L’Homme le plus heureux est celui qui rend son bonheur le moins dépendant des autres, et en même temps celui qui possede plusieurs goûts auxquels il commande : c’est l’homme qui aime l’étude et les sciences. Il est à-la-fois plus indépendant et plus éclairé. Il est des plaisirs vifs que donne la philosophie, soit celle qui étudie la nature, soit celle qui étudie l’homme. Le philosophe jouit, même en se trompant. Il aime l’histoire qui sert à l’étude expérimentale de l’homme. Il ne renonce point aux plaisirs des sens, mais il les maîtrise. La poésie, la musique, la peinture, la sculpture, l’architecture, sont pour lui de nouvelles sources de plaisirs.

LE BONHEUR.


CHANT TROISIEME.

Au faîte des grandeurs, au sein de la richesse,
Qui peut tourmenter l’homme et l’agiter sans cesse ?
Quel serpent sous les fleurs se glisse près de lui ?
Ce monstre à l’œil glacé, dit mon guide, est l’Ennui.
Du venin qu’il répand la maligne influence
Jusques dans son palais dévore l’opulence ;
Dans les bras du plaisir, dans le sein des amours,
Son souffle empoisonné ternit les plus beaux jours.
Quel remede à ce mal ? sans doute c’est l’étude,
Plaisir toujours nouveau, qu’augmente l’habitude.
Aux charmes qu’elle offre abandonne ton cœur ;
En elle reconnois la source du bonheur ;
En elle viens puiser ce plaisir dont l’usage
Convient à tout état, en tous lieux, à tout âge ;
Plaisir vrai dont le sage a la semence en lui.
Malheur a l’insensé qui, l’attendant d’autrui,
Et qui de la fortune ignorant le caprice
De son bonheur sur elle a fondé l’édifice,
L’a mis dans les grandeurs, dans le faste et les biens !
Pour rivaux il aura tous ses concitoyens.

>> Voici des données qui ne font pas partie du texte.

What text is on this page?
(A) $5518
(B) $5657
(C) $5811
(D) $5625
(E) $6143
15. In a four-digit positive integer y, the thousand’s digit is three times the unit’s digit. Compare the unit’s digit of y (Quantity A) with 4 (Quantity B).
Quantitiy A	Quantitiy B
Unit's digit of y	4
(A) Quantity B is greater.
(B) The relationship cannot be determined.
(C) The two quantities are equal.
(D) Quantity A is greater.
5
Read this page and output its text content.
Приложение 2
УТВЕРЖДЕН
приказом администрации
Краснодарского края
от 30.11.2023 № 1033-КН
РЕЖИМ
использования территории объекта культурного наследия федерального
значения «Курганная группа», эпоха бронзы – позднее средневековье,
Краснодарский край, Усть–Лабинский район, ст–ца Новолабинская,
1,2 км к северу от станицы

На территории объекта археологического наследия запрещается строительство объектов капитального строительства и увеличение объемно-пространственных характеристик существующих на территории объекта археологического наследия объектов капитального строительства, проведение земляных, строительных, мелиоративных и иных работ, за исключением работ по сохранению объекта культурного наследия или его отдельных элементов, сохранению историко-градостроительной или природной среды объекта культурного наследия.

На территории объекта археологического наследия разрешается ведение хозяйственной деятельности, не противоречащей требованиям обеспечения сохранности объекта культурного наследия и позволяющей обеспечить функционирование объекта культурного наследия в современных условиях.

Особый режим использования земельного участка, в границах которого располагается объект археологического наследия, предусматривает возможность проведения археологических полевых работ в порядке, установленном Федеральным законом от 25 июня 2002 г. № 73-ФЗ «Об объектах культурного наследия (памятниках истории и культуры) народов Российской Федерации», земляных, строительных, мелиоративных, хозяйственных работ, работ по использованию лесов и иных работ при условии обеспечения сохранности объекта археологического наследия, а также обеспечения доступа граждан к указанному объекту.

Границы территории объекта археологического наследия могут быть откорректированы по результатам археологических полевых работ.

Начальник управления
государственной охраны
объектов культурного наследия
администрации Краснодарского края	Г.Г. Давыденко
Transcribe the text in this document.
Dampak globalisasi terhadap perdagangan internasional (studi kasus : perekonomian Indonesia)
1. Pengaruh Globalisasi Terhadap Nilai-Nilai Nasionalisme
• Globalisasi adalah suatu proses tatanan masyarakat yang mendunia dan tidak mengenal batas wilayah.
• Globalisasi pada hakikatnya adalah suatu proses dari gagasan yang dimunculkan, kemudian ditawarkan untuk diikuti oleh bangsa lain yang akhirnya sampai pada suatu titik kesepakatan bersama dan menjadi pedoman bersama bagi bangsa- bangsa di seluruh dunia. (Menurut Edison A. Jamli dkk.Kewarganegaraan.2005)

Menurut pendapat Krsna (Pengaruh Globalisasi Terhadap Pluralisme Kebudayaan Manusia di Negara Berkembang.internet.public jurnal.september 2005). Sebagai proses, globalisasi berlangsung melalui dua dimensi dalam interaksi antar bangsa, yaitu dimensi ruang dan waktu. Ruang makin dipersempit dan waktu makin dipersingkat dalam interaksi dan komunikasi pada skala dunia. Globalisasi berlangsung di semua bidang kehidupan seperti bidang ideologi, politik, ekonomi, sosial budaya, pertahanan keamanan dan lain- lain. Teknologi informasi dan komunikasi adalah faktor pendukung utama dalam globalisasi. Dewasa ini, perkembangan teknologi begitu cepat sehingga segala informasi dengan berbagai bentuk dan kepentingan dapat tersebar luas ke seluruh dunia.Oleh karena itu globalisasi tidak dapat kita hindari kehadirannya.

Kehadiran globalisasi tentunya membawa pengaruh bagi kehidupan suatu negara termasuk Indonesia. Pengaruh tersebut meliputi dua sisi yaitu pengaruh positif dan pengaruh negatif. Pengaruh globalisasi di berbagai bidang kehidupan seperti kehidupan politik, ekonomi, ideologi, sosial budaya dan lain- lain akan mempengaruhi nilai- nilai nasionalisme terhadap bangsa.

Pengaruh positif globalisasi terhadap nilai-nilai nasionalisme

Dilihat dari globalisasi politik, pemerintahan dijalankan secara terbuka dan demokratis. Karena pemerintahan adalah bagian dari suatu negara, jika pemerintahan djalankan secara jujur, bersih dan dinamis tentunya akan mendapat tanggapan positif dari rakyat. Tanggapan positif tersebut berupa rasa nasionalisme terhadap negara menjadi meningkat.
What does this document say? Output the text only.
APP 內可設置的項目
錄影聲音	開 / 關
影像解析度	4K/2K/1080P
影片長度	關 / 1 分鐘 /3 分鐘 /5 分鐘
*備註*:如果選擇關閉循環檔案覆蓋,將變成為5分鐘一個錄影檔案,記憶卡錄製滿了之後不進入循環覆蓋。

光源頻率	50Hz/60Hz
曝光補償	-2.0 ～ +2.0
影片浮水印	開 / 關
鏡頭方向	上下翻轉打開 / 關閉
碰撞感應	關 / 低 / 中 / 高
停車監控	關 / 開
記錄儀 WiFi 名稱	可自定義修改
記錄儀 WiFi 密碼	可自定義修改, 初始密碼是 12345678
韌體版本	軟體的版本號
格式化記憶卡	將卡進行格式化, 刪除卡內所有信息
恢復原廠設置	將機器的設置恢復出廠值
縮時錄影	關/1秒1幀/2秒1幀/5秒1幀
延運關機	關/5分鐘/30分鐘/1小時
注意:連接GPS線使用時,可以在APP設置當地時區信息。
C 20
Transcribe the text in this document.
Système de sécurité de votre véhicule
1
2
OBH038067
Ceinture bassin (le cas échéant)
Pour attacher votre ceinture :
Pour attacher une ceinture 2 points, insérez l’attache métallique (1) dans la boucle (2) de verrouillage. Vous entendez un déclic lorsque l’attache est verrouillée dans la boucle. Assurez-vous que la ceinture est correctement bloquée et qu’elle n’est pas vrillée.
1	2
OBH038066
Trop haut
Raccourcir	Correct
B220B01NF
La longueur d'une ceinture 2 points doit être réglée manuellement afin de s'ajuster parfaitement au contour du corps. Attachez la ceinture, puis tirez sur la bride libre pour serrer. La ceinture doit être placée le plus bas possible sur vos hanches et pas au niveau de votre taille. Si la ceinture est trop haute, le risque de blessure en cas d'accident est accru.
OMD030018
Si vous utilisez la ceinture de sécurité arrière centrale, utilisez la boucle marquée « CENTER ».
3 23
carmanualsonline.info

Vers des monts escarpés à ces mots elle avance.
Sur leur cime je vois le Doute, le Silence,
La Méditation à l’œil perçant et vif,
La sage Expérience au regard attentif :
Ensemble ils assuroient par des travaux immenses
Les nouveaux fondements du palais des sciences :
Ils y portoient déjà le jour des vérités.
Ces monts par des mortels seroient-ils habités ?
Que vois-je à leur sommet ? Des sages, reprit-elle.
Ils s’abreuvent ici d’une joie immortelle ;
A leur puissante voix la nature obéit ;
Son voile est transparent à l’œil de leur esprit ;
D’un pas ils ont franchi la borne qui sépare
Le vrai le plus commun d’un vrai fin et plus rare ;
Dans les secrets du ciel leurs yeux ont su percer ;
Des effets a leur cause ardente il s’élancer
Leur raison a détruit le regne des prestiges ;
À leurs sages regards il n’est plus de prodiges ;
Semblables à des dieux, ils ont pesé les airs,
Mesuré leur hauteur, ceintré notre univers,
À d’uniformes lois asservi la nature.
Dans la variété qui forme sa parure,
Dans l’abyme des eaux, sur les monts, dans les cieux,
Que de secrets profonds ne s’offrent qu’à leurs yeux !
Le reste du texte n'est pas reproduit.